The Rocca di Cerere Geopark extends over an area of over 1,200 square kilometres, encompassing the municipalities of the central southern part of the province of Enna and part of the protected natural areas of the same area.
The term
Geopark conjures up images of a park dedicated to the land. In reality, behind this word there’s the link between geology and the cultural riches of cities, ancient histories, populations and unexpected sites, such as the deep and ancient connection between geology and myth about the agricultural goddesses, Demeter-Ceres and Kore-Persephone.

It was called Rocca di Cerere in memory of the place where the goddesses’ sacred enclosure stood: the highest peak of the mountain on which Enna stands, from where the priests officiated their sacred ceremonies. The view sweeps over a land that picks up the yellow of the wheat, the green of the oak woods, the silver of the olive trees and the golden ochre of the mediaeval towns, perched on the peaks.

But what is the Geopark? Let’s start with its geology, indicating a geoclimatic catastrophe that occurred in the Mediterranean 5.6 million years ago. Then the sea, left without any links, neither the Indian Ocean to the East nor the Atlantic to the West, experienced crises that led it to evaporate, leaving an immense abyss in its place, where all the salt that had previously dissolved in the seawater gathered at the bottom. Sicily has preserved the most striking examples of these Messinian evaporites. Varied white limestone mountains, gigantic chalk layers, sometimes crystalline, and salt deposits.

This geology is not only quite unique worldwide, but has been the thread in human history in these territories.

Man extracted salt, the first bargaining tool, from these evaporites, using them to preserve cheese and the earth’s many fruits. Then there’s the sulphur, the light of the underworld personified by its queen and goddess, Persephone, extracted as far back as the Bronze Age. It was a bargaining tool with the Egyptians and the eastern populations of the Greek islands and an important part of the Sicilian backcountry’s economy until almost the twentieth century..

Sulphur was the reason behind the foundation of new countries, the opening of new roads and railways, as well as the link in the long, enduring epic saga in “Carusi di Pirrera“. These are protagonists of modern Sicilian literature by great authors like Giovanni Verga and Luigi Pirandello, with Rosso Malpelo and Ciaula.

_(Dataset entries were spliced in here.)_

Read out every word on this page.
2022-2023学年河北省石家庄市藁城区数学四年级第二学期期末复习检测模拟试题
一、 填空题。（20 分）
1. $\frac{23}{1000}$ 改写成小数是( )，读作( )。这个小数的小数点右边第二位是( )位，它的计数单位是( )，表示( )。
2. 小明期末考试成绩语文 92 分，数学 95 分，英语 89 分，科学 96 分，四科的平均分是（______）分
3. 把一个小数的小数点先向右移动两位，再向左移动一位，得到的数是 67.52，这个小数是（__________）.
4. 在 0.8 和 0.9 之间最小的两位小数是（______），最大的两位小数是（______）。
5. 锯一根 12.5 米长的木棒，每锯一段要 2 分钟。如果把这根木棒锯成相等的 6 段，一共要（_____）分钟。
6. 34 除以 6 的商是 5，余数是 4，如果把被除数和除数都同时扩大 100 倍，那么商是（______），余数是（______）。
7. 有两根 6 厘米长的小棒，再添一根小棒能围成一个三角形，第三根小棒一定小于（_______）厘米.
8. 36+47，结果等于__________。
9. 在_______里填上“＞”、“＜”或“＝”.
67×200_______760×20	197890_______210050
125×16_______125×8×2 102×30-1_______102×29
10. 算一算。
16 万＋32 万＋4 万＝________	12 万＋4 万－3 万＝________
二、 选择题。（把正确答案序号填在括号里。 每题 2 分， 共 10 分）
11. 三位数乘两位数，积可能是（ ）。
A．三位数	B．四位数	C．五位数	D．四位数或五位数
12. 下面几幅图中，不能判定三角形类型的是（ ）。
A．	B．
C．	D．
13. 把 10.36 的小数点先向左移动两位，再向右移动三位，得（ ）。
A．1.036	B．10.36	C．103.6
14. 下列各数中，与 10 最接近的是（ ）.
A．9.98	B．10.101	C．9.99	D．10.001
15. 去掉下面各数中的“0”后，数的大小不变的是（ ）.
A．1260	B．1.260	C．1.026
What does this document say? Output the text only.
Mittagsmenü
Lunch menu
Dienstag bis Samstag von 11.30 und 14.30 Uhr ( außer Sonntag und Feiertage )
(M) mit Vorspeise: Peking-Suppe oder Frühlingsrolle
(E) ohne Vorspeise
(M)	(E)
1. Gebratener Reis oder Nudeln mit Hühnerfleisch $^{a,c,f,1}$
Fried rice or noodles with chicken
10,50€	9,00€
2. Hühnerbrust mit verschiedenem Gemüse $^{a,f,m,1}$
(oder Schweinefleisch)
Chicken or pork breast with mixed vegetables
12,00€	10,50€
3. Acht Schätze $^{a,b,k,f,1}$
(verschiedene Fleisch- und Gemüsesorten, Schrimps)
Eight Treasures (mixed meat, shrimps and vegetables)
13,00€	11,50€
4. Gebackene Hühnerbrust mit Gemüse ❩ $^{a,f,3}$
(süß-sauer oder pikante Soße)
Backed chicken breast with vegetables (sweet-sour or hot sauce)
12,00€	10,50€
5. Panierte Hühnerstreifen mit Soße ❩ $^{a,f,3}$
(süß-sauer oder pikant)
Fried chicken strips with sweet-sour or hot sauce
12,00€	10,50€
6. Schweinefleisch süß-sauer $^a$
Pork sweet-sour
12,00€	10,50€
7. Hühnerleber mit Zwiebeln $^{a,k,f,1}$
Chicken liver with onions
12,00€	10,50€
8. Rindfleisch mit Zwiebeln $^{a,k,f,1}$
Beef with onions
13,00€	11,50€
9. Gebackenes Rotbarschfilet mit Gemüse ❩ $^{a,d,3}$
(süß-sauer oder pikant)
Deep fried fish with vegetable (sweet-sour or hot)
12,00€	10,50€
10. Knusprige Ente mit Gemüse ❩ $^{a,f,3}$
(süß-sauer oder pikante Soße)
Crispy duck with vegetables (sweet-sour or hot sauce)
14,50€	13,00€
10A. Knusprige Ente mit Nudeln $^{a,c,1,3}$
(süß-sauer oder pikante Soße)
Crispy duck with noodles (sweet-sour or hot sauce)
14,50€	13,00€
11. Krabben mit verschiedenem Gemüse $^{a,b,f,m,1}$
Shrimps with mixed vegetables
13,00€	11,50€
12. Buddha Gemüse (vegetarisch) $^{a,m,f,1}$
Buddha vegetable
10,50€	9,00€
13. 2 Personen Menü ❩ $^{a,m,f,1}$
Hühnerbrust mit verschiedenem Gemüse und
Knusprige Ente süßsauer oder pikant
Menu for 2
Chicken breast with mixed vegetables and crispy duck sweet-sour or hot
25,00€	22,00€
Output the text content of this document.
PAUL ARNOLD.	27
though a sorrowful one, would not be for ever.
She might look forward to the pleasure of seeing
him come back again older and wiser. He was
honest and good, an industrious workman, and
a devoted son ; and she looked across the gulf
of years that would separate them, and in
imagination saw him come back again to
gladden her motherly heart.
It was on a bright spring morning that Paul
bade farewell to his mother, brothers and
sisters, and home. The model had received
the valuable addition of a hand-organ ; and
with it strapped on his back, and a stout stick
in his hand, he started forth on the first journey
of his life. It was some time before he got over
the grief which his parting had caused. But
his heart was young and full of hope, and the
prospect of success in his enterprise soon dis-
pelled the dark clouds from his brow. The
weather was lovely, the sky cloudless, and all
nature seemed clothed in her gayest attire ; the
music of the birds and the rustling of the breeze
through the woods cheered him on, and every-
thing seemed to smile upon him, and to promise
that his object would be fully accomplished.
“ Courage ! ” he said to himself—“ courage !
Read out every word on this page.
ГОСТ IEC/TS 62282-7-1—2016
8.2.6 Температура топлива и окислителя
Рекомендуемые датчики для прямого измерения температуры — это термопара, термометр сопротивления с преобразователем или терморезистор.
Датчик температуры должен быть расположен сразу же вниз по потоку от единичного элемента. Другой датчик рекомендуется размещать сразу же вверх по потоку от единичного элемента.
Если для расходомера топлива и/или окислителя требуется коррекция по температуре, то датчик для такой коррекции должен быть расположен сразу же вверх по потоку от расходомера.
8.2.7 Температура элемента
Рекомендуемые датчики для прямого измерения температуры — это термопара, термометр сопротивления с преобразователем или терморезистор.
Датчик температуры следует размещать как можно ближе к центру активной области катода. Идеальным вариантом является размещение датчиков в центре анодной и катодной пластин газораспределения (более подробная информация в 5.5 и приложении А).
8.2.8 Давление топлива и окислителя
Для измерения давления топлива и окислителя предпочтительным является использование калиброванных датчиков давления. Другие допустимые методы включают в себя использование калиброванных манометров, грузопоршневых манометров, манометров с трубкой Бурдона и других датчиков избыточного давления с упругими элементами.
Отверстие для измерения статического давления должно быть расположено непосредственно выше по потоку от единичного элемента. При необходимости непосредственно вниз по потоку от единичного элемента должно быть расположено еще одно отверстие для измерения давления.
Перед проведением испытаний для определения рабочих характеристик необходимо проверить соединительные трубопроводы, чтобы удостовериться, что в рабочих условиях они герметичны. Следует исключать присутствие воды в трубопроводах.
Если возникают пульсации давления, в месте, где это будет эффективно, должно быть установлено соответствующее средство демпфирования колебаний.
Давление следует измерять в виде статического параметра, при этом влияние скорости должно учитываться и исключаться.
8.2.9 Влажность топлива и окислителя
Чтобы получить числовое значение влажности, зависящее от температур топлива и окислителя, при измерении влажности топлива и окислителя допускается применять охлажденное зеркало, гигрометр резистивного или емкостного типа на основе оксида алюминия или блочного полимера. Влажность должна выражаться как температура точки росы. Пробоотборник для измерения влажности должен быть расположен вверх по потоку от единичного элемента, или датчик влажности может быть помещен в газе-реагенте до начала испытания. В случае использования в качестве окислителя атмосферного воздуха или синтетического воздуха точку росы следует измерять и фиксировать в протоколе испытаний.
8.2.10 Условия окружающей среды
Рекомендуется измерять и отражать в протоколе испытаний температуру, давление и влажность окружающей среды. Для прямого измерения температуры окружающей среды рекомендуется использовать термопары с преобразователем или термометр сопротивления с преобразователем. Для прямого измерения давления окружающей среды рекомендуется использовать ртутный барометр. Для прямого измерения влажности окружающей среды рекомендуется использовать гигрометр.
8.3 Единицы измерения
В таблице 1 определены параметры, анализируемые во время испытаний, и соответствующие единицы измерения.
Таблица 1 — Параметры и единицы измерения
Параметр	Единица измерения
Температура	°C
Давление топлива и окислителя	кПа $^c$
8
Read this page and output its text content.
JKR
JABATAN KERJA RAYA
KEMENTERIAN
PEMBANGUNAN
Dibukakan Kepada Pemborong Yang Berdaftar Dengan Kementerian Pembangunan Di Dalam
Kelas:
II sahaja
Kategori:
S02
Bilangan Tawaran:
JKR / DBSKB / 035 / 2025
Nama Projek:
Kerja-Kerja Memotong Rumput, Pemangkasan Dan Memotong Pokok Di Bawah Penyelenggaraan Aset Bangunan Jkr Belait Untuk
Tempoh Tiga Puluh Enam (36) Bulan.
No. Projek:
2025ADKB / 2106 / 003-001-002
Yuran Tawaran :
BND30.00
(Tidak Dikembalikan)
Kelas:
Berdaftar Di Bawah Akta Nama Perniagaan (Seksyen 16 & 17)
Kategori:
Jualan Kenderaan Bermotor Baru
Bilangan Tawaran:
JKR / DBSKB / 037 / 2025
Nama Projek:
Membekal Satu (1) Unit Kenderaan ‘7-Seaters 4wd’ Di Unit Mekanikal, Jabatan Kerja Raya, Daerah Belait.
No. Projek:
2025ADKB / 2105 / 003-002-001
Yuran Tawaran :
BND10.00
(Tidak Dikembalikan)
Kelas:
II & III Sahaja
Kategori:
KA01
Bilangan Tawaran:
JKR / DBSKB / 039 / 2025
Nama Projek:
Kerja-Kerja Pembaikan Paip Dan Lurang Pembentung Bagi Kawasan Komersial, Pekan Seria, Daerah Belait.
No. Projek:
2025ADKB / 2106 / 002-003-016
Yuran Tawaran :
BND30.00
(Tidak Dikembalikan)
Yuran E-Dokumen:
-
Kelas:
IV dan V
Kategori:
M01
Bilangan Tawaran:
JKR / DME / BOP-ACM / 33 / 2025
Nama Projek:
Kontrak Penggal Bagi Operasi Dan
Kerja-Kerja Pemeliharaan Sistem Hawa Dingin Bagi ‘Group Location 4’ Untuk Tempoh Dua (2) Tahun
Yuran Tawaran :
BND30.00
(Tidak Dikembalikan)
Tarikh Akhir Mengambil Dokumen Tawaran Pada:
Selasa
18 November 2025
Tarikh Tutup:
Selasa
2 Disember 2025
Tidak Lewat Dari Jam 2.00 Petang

Thus, it’s geology that was not only linked with the people’s lives, but also geology that came to be seen as divine: the Rocca di Cerere is the same immense rock that looks down upon the fields from above, the agricultural goddess that becomes agriculture.

Let’s visit the most important places in this great Geopark, which is one of the largest in Europe. There’s the large Parco minerario di Floristella mining park,  the nearby lake, Lago di Pergusa, a nature reserve and the mythical spot where the young Kore-Persephone was kidnapped; the same Rocca di Cerere holds the remains of the ancient acropolis and the immense Lombardi mediaeval castle; the Capodarso Valle dell’Imera Nature Reserve; the Boschi di Rossomanno woods with the archaeological area and the fascinating dancing puppets, natural sculptures made from sandstone rock or, again, the Riserva del Monte Altesina nature reserve, the point where the Arabs divided it into three valleys: Val di Noto, Val di Mazara and Val Dèmone.

In the area, many cities arose by the command of princes and tyrants who needed hands to work the lands. So, around the cliff, you can see Calascibetta, inhabited since the Bronze Age, practically a symbol of Sicilian prehistory, which was then re-founded by the Arabs, as evidenced by its name.

Finally, there are the historic centres, some unknown but full of examples, from ancient Enna and Assoro, to the mediaeval Aidone, and Piazza Armerina, to the founding cities of Valguarnera, Villarosa, Nissoria and Leonforte.

Due to the extraordinary nature of its geological heritage, the entire Rocca di Cerere Geopark protected area was chosen from the ten World Geoparks established in Italy by UNESCO in 2015.